Would an authentication key mechanism with a built-in quick expire time solve the DKIM relay problem? If everybody just rotated their current DKIM keys (and deleted old ones from DNS) on a tight schedule, would that make it harder for bad guys to engage in a DKIM replay attacks successfully? Possibly, but I see flaws in that as as possible solution, and I see potential flaws in just about every solution I can think of (or that I've read others propose). What is the solution here, short of going back to SPF to better tie messages to a server source and more harshly message rebroadcasting (which itself harms legitimate message forwarding). I just don't know what the solution should be. Do you?

What I will say, though, in closing, is that publishing private keys so that anybody can spoof mail from a domain is a path to disaster. It obliterates any of the good value DKIM has, and I'm not a fan of throwing the baby out with the bathwater.



  1. Hmm what if the DKIM signature is removed by the receiving mta? All that remains is the auth results. ARC should cover forwarding, and it's signatures should be removed too, after being processed by the endpoint.

    If the DKIM signature is no longer present after the email is verified, replayability is essentially broken.

    This also requires that a domain be able to signal that DKIM is absolutely required. So maybe an extension to DMARC as well?

    So, dmarc signal that dkim is absolutely required (reject otherwise), endpoint MTA removes signatures. Email becomes un-replayable.
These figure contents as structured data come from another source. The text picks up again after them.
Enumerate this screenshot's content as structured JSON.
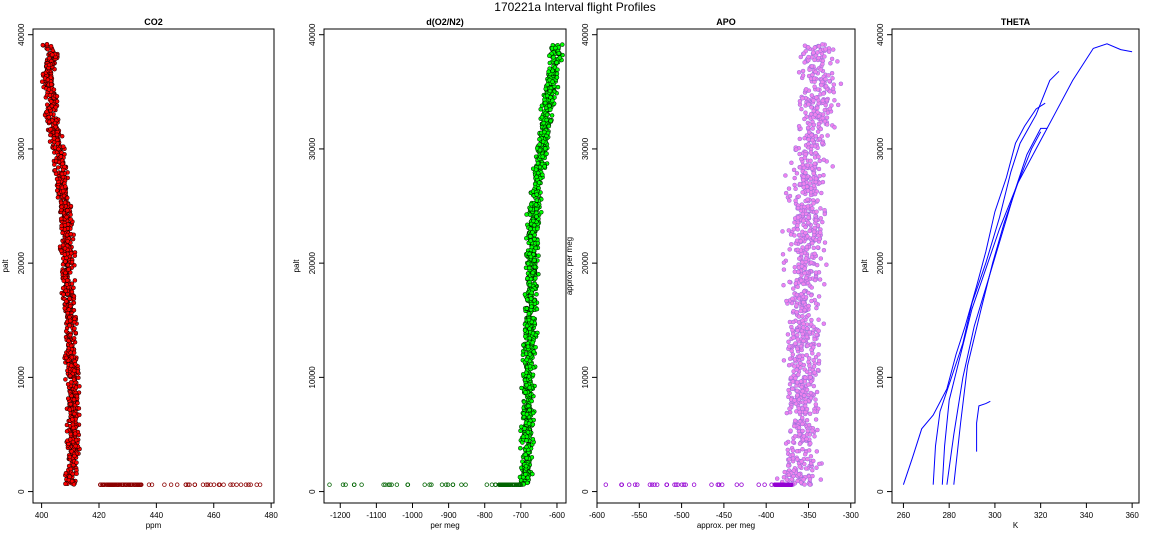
{
  "figure": {
    "title": "170221a   Interval flight Profiles"
  },
  "chart_data": [
    {
      "type": "scatter",
      "title": "CO2",
      "xlabel": "ppm",
      "ylabel": "palt",
      "xlim": [
        397,
        481
      ],
      "ylim": [
        -1000,
        40500
      ],
      "xticks": [
        400,
        420,
        440,
        460,
        480
      ],
      "yticks": [
        0,
        10000,
        20000,
        30000,
        40000
      ],
      "colors": {
        "fill": "#ff0000",
        "edge": "#000000",
        "surface": "#8b0000"
      },
      "series": [
        {
          "profile": [
            [
              401,
              39200
            ],
            [
              404,
              38500
            ],
            [
              402,
              36500
            ],
            [
              404,
              34000
            ],
            [
              403,
              33000
            ],
            [
              406,
              30000
            ],
            [
              407,
              27500
            ],
            [
              408,
              25000
            ],
            [
              409,
              22000
            ],
            [
              409,
              18000
            ],
            [
              410,
              15000
            ],
            [
              410,
              12000
            ],
            [
              411,
              9000
            ],
            [
              411,
              6000
            ],
            [
              411,
              3000
            ],
            [
              410,
              600
            ]
          ]
        },
        {
          "surface": [
            [
              420,
              600
            ],
            [
              435,
              600
            ],
            [
              477,
              600
            ]
          ]
        }
      ]
    },
    {
      "type": "scatter",
      "title": "d(O2/N2)",
      "xlabel": "per meg",
      "ylabel": "palt",
      "xlim": [
        -1245,
        -575
      ],
      "ylim": [
        -1000,
        40500
      ],
      "xticks": [
        -1200,
        -1100,
        -1000,
        -900,
        -800,
        -700,
        -600
      ],
      "yticks": [
        0,
        10000,
        20000,
        30000,
        40000
      ],
      "colors": {
        "fill": "#00ff00",
        "edge": "#000000",
        "surface": "#006400"
      },
      "series": [
        {
          "profile": [
            [
              -600,
              39200
            ],
            [
              -605,
              38000
            ],
            [
              -615,
              36000
            ],
            [
              -620,
              34500
            ],
            [
              -630,
              32000
            ],
            [
              -645,
              29000
            ],
            [
              -660,
              26000
            ],
            [
              -665,
              23000
            ],
            [
              -670,
              20000
            ],
            [
              -672,
              17000
            ],
            [
              -675,
              14000
            ],
            [
              -678,
              11000
            ],
            [
              -680,
              8000
            ],
            [
              -682,
              5000
            ],
            [
              -686,
              2000
            ],
            [
              -690,
              600
            ]
          ]
        },
        {
          "surface": [
            [
              -700,
              600
            ],
            [
              -760,
              600
            ],
            [
              -1240,
              600
            ]
          ]
        }
      ]
    },
    {
      "type": "scatter",
      "title": "APO",
      "xlabel": "approx. per meg",
      "ylabel": "approx. per meg",
      "xlim": [
        -600,
        -295
      ],
      "ylim": [
        -1000,
        40500
      ],
      "xticks": [
        -600,
        -550,
        -500,
        -450,
        -400,
        -350,
        -300
      ],
      "yticks": [
        0,
        10000,
        20000,
        30000,
        40000
      ],
      "colors": {
        "fill": "#ee82ee",
        "edge": "#9370db",
        "surface": "#9400d3"
      },
      "series": [
        {
          "profile": [
            [
              -340,
              39200
            ],
            [
              -340,
              37500
            ],
            [
              -338,
              35500
            ],
            [
              -340,
              33000
            ],
            [
              -345,
              30000
            ],
            [
              -350,
              27000
            ],
            [
              -352,
              24000
            ],
            [
              -354,
              21000
            ],
            [
              -355,
              18000
            ],
            [
              -356,
              15000
            ],
            [
              -357,
              12000
            ],
            [
              -357,
              9000
            ],
            [
              -358,
              6000
            ],
            [
              -360,
              3000
            ],
            [
              -362,
              600
            ]
          ]
        },
        {
          "surface": [
            [
              -370,
              600
            ],
            [
              -390,
              600
            ],
            [
              -590,
              600
            ]
          ]
        }
      ]
    },
    {
      "type": "line",
      "title": "THETA",
      "xlabel": "K",
      "ylabel": "palt",
      "xlim": [
        255,
        363
      ],
      "ylim": [
        -1000,
        40500
      ],
      "xticks": [
        260,
        280,
        300,
        320,
        340,
        360
      ],
      "yticks": [
        0,
        10000,
        20000,
        30000,
        40000
      ],
      "colors": {
        "line": "#0000ff"
      },
      "series": [
        {
          "profile": [
            [
              260,
              600
            ],
            [
              264,
              3000
            ],
            [
              268,
              5500
            ],
            [
              273,
              6700
            ],
            [
              279,
              9000
            ],
            [
              283,
              12000
            ],
            [
              287,
              14500
            ],
            [
              292,
              18000
            ],
            [
              296,
              21000
            ],
            [
              300,
              24500
            ],
            [
              305,
              27500
            ],
            [
              309,
              30500
            ],
            [
              313,
              32000
            ],
            [
              318,
              33500
            ],
            [
              322,
              34000
            ]
          ]
        },
        {
          "profile": [
            [
              273,
              600
            ],
            [
              274,
              4000
            ],
            [
              276,
              7000
            ],
            [
              281,
              10000
            ],
            [
              286,
              13000
            ],
            [
              290,
              16500
            ],
            [
              296,
              20000
            ],
            [
              302,
              24000
            ],
            [
              307,
              28000
            ],
            [
              311,
              30500
            ],
            [
              318,
              33000
            ],
            [
              324,
              36000
            ],
            [
              328,
              36800
            ]
          ]
        },
        {
          "profile": [
            [
              277,
              600
            ],
            [
              278,
              4000
            ],
            [
              280,
              8000
            ],
            [
              285,
              12000
            ],
            [
              290,
              16000
            ],
            [
              296,
              19500
            ],
            [
              302,
              23000
            ],
            [
              310,
              27000
            ],
            [
              318,
              30000
            ],
            [
              326,
              33000
            ],
            [
              334,
              36000
            ],
            [
              343,
              38800
            ],
            [
              349,
              39200
            ],
            [
              355,
              38700
            ],
            [
              360,
              38500
            ]
          ]
        },
        {
          "profile": [
            [
              279,
              600
            ],
            [
              282,
              5000
            ],
            [
              286,
              10000
            ],
            [
              291,
              14500
            ],
            [
              297,
              18500
            ],
            [
              303,
              22500
            ],
            [
              309,
              26500
            ],
            [
              314,
              29500
            ],
            [
              320,
              31800
            ],
            [
              323,
              31800
            ]
          ]
        },
        {
          "profile": [
            [
              282,
              600
            ],
            [
              285,
              6000
            ],
            [
              288,
              11000
            ],
            [
              294,
              16000
            ],
            [
              299,
              20000
            ],
            [
              304,
              23500
            ],
            [
              310,
              27000
            ],
            [
              316,
              30000
            ],
            [
              320,
              31500
            ]
          ]
        },
        {
          "profile": [
            [
              292,
              3500
            ],
            [
              292,
              6000
            ],
            [
              293,
              7500
            ],
            [
              296,
              7700
            ],
            [
              298,
              7900
            ]
          ]
        }
      ]
    }
  ]
}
  2. Removing the signature after delivery doesn't really keep the signature away from bad guys, unless you convince every ISP and mailbox provider in the whole world to do it. And even if they do, anybody can run an MTA "endpoint." It takes about ten seconds to install postfix, maybe an extra minute if I have to sign up for an Amazon AWS account and spin-up an EC2 instance to run it on. I think any solution that requires the whole world to modify messages after transit, and requires that bad guys somehow can't set up their own endpoints to capture that info for themselves, isn't workable.